Less than three years after the startling admission by the Queensland government that the deadly black lung disease – eradicated in Australia since the 1970s – is making a comeback on the state’s coalfields, a potentially bigger killer of coal miners is emerging: silicosis, which is caused by the inhalation of silica dust. 

Silica is one of the most common minerals in the Earth’s crust, present in most forms of rock, sand and soil, and therefore in a large number of derivative products like cement, bricks, mortar and glass. 

When inhaled, airborne crystalline silica is 20 times more toxic than coal dust. According to a recent study, 6.6 percent of workers in Australia are exposed to it; 3.7 percent are heavily exposed. 

Everyone, from bricklayers to glaziers to those who install engineered stone bench tops in kitchens, is at risk. Mining workers, whose jobs often entail blasting and cutting through large amounts of rock, are the most susceptible.

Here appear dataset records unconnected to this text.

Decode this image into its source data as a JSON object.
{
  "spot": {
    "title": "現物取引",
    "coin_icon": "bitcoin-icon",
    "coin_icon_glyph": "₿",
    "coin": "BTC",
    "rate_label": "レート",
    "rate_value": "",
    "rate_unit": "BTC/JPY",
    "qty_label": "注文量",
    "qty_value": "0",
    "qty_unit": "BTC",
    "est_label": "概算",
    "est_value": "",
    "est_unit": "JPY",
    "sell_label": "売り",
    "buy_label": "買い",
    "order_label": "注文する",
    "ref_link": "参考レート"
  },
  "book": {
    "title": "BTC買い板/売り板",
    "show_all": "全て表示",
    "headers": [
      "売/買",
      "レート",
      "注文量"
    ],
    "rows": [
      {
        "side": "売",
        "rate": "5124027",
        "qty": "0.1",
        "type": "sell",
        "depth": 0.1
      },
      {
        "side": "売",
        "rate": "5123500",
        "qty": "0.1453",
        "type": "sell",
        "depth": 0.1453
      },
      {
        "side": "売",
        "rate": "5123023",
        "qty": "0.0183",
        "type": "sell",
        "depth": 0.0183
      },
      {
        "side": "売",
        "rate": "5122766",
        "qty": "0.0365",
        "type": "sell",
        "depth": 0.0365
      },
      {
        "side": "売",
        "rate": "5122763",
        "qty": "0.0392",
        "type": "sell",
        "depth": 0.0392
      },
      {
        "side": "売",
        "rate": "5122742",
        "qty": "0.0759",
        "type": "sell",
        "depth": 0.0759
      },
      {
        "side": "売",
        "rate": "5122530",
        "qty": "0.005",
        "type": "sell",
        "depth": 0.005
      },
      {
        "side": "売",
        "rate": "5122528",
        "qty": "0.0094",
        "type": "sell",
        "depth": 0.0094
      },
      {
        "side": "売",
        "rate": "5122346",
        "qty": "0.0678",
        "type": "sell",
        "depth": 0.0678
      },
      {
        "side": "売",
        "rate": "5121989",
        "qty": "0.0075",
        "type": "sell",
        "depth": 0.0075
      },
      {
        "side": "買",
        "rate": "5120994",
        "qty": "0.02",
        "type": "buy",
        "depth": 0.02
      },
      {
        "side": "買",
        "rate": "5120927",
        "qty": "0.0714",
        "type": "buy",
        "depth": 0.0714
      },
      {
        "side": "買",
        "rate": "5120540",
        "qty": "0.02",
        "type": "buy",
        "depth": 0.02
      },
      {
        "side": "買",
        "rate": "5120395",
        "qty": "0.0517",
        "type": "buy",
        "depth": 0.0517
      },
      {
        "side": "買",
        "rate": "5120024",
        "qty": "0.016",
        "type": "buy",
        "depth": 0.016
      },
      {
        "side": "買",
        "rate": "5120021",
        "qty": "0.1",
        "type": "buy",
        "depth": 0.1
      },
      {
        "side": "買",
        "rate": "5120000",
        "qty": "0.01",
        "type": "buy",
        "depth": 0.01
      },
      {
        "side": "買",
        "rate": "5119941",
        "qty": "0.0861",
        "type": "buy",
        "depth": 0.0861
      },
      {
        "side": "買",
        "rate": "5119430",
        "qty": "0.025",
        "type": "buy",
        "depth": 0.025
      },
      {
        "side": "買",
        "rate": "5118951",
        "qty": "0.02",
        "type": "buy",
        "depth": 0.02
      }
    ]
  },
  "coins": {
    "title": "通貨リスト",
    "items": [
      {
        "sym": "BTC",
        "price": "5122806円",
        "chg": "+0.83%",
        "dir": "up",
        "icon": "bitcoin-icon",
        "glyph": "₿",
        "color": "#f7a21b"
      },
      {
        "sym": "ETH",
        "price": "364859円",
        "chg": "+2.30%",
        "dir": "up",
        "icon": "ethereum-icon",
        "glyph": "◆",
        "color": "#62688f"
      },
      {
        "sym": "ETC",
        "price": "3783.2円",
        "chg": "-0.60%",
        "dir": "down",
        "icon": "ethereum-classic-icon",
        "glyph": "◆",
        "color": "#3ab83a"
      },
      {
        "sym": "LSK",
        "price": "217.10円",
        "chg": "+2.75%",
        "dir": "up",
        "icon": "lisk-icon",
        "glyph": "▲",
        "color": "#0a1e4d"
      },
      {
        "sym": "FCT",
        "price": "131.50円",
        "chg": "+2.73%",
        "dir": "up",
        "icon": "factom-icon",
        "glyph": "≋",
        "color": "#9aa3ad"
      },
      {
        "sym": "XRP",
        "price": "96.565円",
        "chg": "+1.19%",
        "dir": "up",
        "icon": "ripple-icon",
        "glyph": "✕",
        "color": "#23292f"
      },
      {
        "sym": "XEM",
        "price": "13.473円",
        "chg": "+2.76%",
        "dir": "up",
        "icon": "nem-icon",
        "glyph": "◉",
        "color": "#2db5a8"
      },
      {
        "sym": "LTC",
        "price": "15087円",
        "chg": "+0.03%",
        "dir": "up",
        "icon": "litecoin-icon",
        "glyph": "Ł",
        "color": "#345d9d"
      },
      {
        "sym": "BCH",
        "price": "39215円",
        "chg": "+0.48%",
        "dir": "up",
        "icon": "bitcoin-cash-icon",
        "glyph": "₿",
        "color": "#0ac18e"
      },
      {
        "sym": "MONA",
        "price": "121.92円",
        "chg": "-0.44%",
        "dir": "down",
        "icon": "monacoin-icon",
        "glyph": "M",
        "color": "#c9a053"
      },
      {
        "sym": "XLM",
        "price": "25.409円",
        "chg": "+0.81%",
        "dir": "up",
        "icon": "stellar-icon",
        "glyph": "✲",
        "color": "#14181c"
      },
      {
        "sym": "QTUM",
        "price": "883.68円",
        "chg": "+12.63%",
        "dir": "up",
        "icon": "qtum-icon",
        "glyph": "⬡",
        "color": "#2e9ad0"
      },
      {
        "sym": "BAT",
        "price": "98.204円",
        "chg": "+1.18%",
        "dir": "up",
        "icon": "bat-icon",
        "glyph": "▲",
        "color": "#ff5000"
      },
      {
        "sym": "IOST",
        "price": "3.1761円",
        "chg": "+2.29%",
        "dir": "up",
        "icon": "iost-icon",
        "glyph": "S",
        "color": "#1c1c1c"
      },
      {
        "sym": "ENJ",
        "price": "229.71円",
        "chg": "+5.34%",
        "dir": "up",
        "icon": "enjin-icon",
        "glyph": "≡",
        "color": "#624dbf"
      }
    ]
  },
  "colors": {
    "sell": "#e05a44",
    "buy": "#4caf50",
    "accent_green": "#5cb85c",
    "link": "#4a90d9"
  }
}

It’s not just miners working in poorly ventilated underground mines at risk, either. Workers in open cut mines (the most common mine in Australia today) are exposed to lethal amounts of airborne particles. 

In early June, 69-year-old Tyrone Buckton, who worked at the Goonyella Riverside open cut coal mine in the Bowen Basin for 30 years, fell victim to silicosis after being diagnosed in December. 

There is no reason workers should be subject to dangerous amounts of airborne particles if basic safety measures were implemented, such as watering down dust, proper ventilation and using safety masks. 

In Queensland, the miners’ union is demanding that the Palaszczuk government enforce a stronger safety regime on employers. Yet little action has been taken. 

A recommendation from a parliamentary committee last year to halve the exposure limit has still not been implemented. 

Even if it were, the state’s dust level regulator is a toothless tiger. There were 70 recorded breaches of silica dust level limits in the last 15 months. But in the last eight years, only 50 disciplinary measures and three suspensions of mining licences have been issued by the body. 

Queensland CFMEU president Steve Smyth told the ABC’s 7.30 that union members were growing impatient with the government’s inaction.

“Workers have had enough; we’ve had enough, and they can do the right thing by workers and simply, as a start, reduce these levels, have enforcement and have real action.”